Ag Al Ghul No Mercy for the Weak review

by Alex P80 Parks

Agallah releases No Mercy for the Weak on June 22nd. He shared the album when we linked for the interview last week. Here is my review of his latest LP, fully produced by the Don Bishop himself.

Embodying the villain from Batman, Ras Al Ghul, Agallah presents his evil-induced album with sinister intent. The album begins with The Risk. Ag provides a sinister beat with a deep guitar bass-line, eerie synths to spit his usual brand of talking shit, crushing other emcees and all types of plottin’ and schemin’.

“These days I ain’t into rap

I’m into hittin museums and stacking up on artifacts.

Rackin up on Van Goh’s gettin all the Rembrandt’s

Fuck the Baroness with bulletproof implants

Rogue gallery shit, you plead insanity.

Living off the vanity,

No hope for humanity.”

This is one of the better tracks off the album, with a grimy synth sound that he has developed so well as a producer.

A Slug for you (feat. Vinnie Paz) Ag lays an ominous beat with fuzzy background guitar feedback. Pistol Pazzy drops by to stab up the track. His guest verse is as sharp as always:

“I wish a muhfucka would

I hit you with the fist of god

The knife like a skewer

it’ll turn you to a shish kabob

Ice grill, never smile

This is les miserable”

Stay in Your Lane is a piano loop sample with some 80’s guitar in the background with some thumping drums. Lies and Deceit is an atmospheric track with futuristic synths. Supervillain Theme is heavily chopped jazzy sample with a sharp hi-hat and a tambourine flourish.

The Wrong Turn has a subtle soulful sample, soft hi-hat with the vocal soul sample rising as the track progresses. This is a more personal track for Ag. He talks about his pops not being there. He talks about wishing for better days, losing family and close ones. At he end of the first verse he repeats “maybe you can find a way…”

Rogue gallery (feat. Eggroll, Test Loks, Spnoza & Bishop) Is the posse cut of the album, with a chopped sample and machine gun drum-roll. Ag Al Ghul is the Man is a punchy boom bap track with a simple piano loop and a repeating vocal sample. Sinister Talk uses a punchy bass and a woodblock percussion. Reminiscent of 70’s detective movies. Ag deconstructs how dope of an emcee he is and how he lives his life.

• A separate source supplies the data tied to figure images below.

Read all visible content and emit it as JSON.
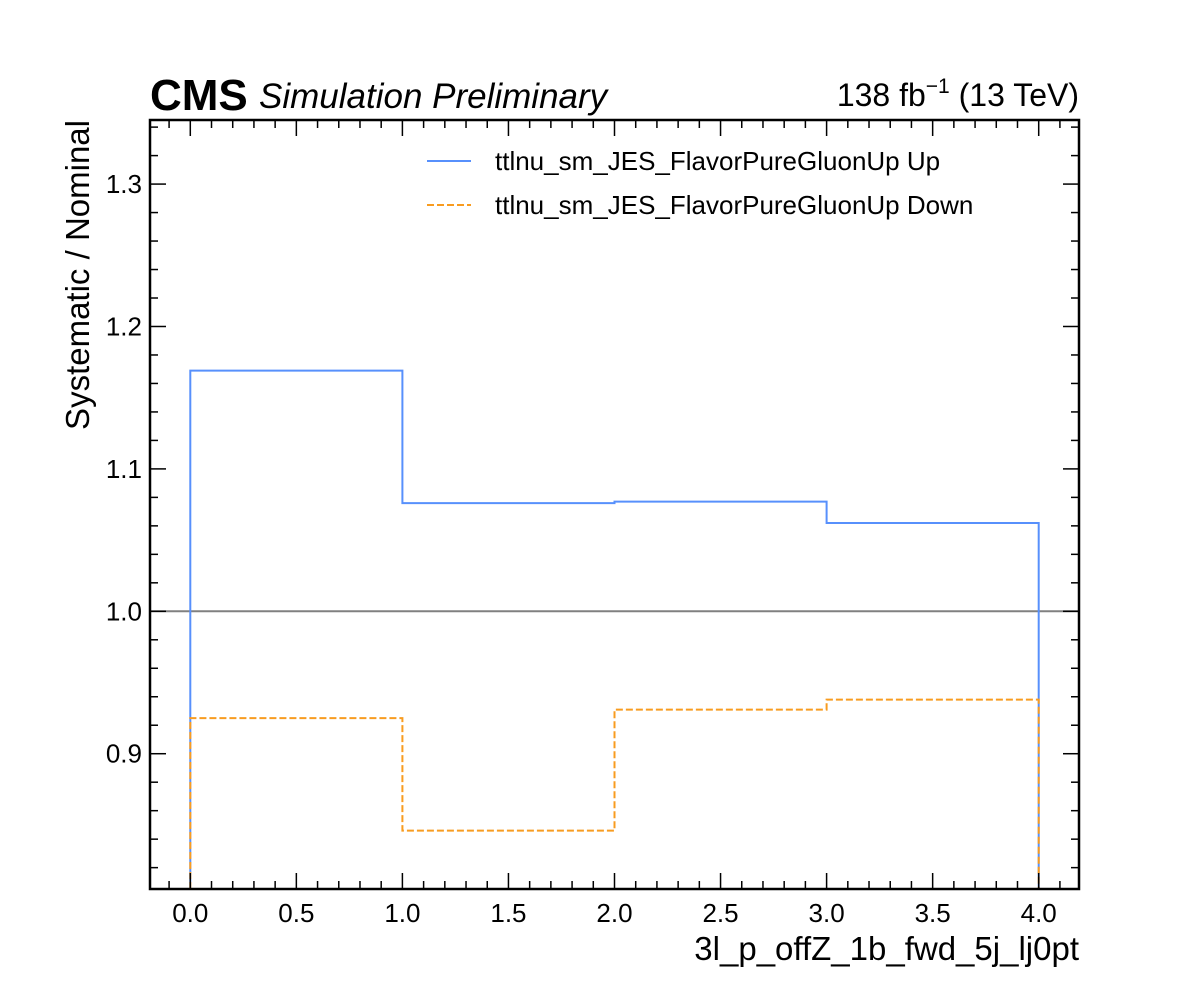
{
  "header": {
    "cms_label": "CMS",
    "cms_sublabel": "Simulation Preliminary",
    "lumi_value": "138 fb",
    "lumi_exponent": "−1",
    "lumi_energy": " (13 TeV)"
  },
  "chart_data": {
    "type": "line",
    "drawstyle": "steps",
    "xlabel": "3l_p_offZ_1b_fwd_5j_lj0pt",
    "ylabel": "Systematic / Nominal",
    "xlim": [
      -0.19,
      4.19
    ],
    "ylim": [
      0.805,
      1.345
    ],
    "xticks": [
      0.0,
      0.5,
      1.0,
      1.5,
      2.0,
      2.5,
      3.0,
      3.5,
      4.0
    ],
    "xtick_labels": [
      "0.0",
      "0.5",
      "1.0",
      "1.5",
      "2.0",
      "2.5",
      "3.0",
      "3.5",
      "4.0"
    ],
    "yticks": [
      0.9,
      1.0,
      1.1,
      1.2,
      1.3
    ],
    "ytick_labels": [
      "0.9",
      "1.0",
      "1.1",
      "1.2",
      "1.3"
    ],
    "bin_edges": [
      0,
      1,
      2,
      3,
      4
    ],
    "reference_line": 1.0,
    "legend_position": "upper-right",
    "series": [
      {
        "name": "ttlnu_sm_JES_FlavorPureGluonUp Up",
        "values": [
          1.169,
          1.076,
          1.077,
          1.062
        ],
        "color": "#5790fc",
        "linestyle": "solid"
      },
      {
        "name": "ttlnu_sm_JES_FlavorPureGluonUp Down",
        "values": [
          0.925,
          0.846,
          0.931,
          0.938
        ],
        "color": "#f89c20",
        "linestyle": "dashed"
      }
    ]
  }
}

Ghul Baby Another standout track, despite incorporating a sample thats been retread a couple times. It’s one of those tension building strings samples that works every time.

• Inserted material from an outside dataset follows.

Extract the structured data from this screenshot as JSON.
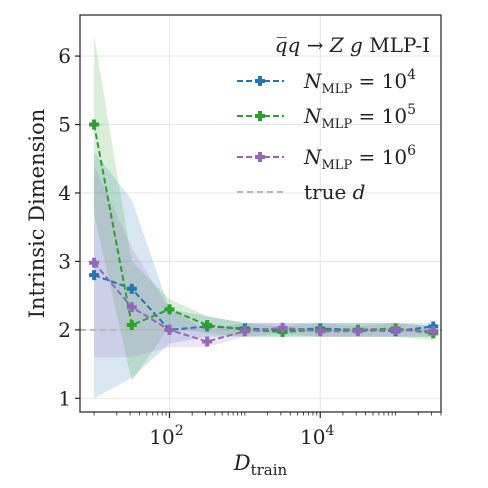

Check the track below on Soundcloud

Impersonate My Character Check the video below

Living For Greed a rising orchestral sample and booming muffled drums lays the foundation for one of the better beats of the album. Ag spits:

“I wouldn’t test Al Ghul, you must be out ya mind

I think you outta pocket,

I think you outta line.

The lord of the grime,

And I’m heavy on the slime.

In these tryin times,

My levels reaching the prime.”

Nothing earth-shattering for lyrical content, however, Agallah spits with fiery conviction. According to Agallah, nobody can slow him or stop his shine.

No Mercy For the Weak Check the track below on Soundcloud

Crown Treatment spiraling strings with a vocal sample showcase the least heavy drums on the album. The loop is a nice gem and a departure from the heavy boom of the rest of the album. The balance is key here. Good albums need those drums, but a couple drumless loops adds some variation and breaks it up.

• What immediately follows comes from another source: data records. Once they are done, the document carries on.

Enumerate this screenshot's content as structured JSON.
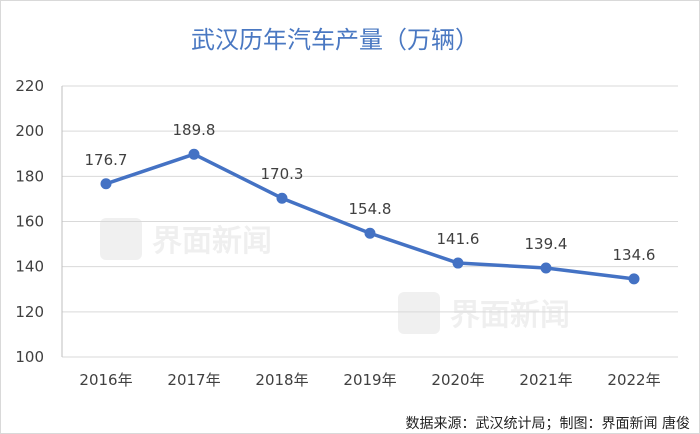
{
  "chart_data": {
    "type": "line",
    "title": "武汉历年汽车产量（万辆）",
    "categories": [
      "2016年",
      "2017年",
      "2018年",
      "2019年",
      "2020年",
      "2021年",
      "2022年"
    ],
    "values": [
      176.7,
      189.8,
      170.3,
      154.8,
      141.6,
      139.4,
      134.6
    ],
    "data_labels": [
      "176.7",
      "189.8",
      "170.3",
      "154.8",
      "141.6",
      "139.4",
      "134.6"
    ],
    "ylim": [
      100,
      220
    ],
    "yticks": [
      100,
      120,
      140,
      160,
      180,
      200,
      220
    ],
    "xlabel": "",
    "ylabel": "",
    "grid": true,
    "legend": "none",
    "colors": {
      "line": "#4472c4",
      "title": "#4a78c2",
      "grid": "#d9d9d9"
    }
  },
  "source": "数据来源：武汉统计局；制图：界面新闻 唐俊",
  "watermark": "界面新闻"
}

Lazarus Pit is a fast-paced run for your life track as Ag comes firing.

Never seeming to reach the peaks it strives for, the album does satisfy with the solid beats from Ag. He spits some sharp bars as well throughout. Overall the album could benefit from some variation in some of the beat selection and some change in flow and delivery. Many of the beats sound a bit too derivative. That being said, they are well-mixed and provide that pure boom bap that many of the older and throwback heads want in a full dose like this. Ag’s lyrics are never weak, they just seem like he could be doing more with the talent he’s got. Not a disappointing album, but not quite reaching the pinnacle from a man who’s been doing this for over 20 years in HipHop.

Agallah deserves his place as an important emcee and producer from the end of the golden era to now. His production talents should be utilized by more emcees, including up and coming rappers. My thoughts are that Ag ain’t going anywhere. Agallah will be around for another 20 years, at least if he has anything to say about it.